Le 28 juillet 2020, la salariée a été placée en arrêt de travail pour maladie jusqu'au vendredi 7 août 2020 inclus.
Le jour de la reprise, le 10 août 2020, elle s'est présentée à son poste avant de consulter son médecin traitant qui a décidé de prolonger son arrêt de travail pour maladie jusqu'au 4 septembre 2020 inclus. Cet arrêt de travail a par la suite été régulièrement prolongé jusqu'au 26 octobre 2020.
Par lettre du 5 octobre 2020, au cours de la suspension de son contrat de travail, la salariée a pris acte de la rupture.
Par requête du 22 octobre 2020, faisant valoir l'exécution déloyale du contrat de travail par l'employeur et sollicitant diverses sommes au titre de la rupture aux torts de ce dernier, la salariée a saisi le conseil de prud'hommes de Perpignan.
Par jugement du 29 avril 2021, le conseil de prud'hommes a
- dit le licenciement sans cause réelle et sérieuse,
- condamné M. [A] [D] à verser à Mme [V] [W] les sommes suivantes :
* 1 000 euros à titre de dommages et intérêts pour exécution déloyale du contrat de travail,
* 2 334 euros à titre d'indemnité de licenciement,
* 3 556 euros à titre d'indemnité compensatrice de préavis,
* 356 euros à titre d'indemnité compensatrice de congés payés afférents,
* 5 334 euros à titre de dommages et intérêts pour licenciement sans cause réelle et sérieuse,
- condamné M. [D] à verser à Mme [W] la somme de 900 euros sur le fondement de l'article 700 du code de procédure civile et aux entiers dépens.

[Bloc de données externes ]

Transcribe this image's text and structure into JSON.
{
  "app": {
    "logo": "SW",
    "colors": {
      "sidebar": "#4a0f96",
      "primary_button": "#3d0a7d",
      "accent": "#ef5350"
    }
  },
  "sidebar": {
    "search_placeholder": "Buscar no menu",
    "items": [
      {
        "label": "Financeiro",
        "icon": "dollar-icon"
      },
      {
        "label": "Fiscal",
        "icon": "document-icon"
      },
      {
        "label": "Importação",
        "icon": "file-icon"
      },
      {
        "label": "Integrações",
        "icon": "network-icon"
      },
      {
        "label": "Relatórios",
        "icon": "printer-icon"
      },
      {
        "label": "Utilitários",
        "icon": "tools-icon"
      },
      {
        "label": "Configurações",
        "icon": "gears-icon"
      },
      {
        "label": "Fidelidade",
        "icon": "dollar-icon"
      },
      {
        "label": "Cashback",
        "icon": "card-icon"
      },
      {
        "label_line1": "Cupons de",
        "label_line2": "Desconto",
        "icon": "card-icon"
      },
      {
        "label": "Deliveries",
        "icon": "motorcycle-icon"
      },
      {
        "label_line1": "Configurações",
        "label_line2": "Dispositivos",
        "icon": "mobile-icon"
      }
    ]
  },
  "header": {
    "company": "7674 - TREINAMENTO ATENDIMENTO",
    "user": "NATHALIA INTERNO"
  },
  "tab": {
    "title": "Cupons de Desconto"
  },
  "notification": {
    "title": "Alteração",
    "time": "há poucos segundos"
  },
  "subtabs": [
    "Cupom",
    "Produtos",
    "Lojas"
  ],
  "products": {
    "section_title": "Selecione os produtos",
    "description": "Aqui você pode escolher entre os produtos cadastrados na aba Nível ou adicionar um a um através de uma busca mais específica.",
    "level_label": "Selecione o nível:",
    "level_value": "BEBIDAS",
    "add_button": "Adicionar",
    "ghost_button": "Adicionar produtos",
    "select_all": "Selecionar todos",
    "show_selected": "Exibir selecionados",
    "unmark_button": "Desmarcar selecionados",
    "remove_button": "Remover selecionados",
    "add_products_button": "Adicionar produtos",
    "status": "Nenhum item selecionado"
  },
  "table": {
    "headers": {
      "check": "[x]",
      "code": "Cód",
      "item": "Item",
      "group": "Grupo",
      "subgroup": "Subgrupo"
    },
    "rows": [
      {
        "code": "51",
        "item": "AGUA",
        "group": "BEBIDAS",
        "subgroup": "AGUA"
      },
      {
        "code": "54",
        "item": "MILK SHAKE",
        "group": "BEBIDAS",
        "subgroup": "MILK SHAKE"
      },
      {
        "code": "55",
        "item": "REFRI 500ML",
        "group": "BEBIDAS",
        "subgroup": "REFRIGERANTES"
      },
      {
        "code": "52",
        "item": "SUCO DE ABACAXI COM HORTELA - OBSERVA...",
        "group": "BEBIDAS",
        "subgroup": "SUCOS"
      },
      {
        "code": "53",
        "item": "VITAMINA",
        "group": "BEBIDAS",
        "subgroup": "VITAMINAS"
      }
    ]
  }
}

Par déclaration enregistrée au RPVA le 29 avril 2021, M. [A] [D] a régulièrement interjeté appel de ce jugement.
Aux termes de ses dernières conclusions déposées par voie de RPVA le 5 juillet 2021, la clinique vétérinaire ' Docteur [A] [D] demande à la Cour de :
- réformer le jugement entrepris en ce qu'il a dit le licenciement sans cause réelle et sérieuse et en ce qu'il l'a condamné à payer à la salariée des sommes au titre de l'exécution déloyale du contrat de travail et de la rupture infondée, de l'article 700 du code de procédure civile et aux entiers dépens de l'instance ;
- juger qu'il a exécuté loyalement le contrat de travail, que la prise d'acte de Mme [W] est injustifiée et doit produire les effets d'une démission, la débouter de toutes ses demandes et la condamner à lui verser la somme de 2 000 euros au titre de l'article 700 du code de procédure civile et la condamner aux entiers dépens.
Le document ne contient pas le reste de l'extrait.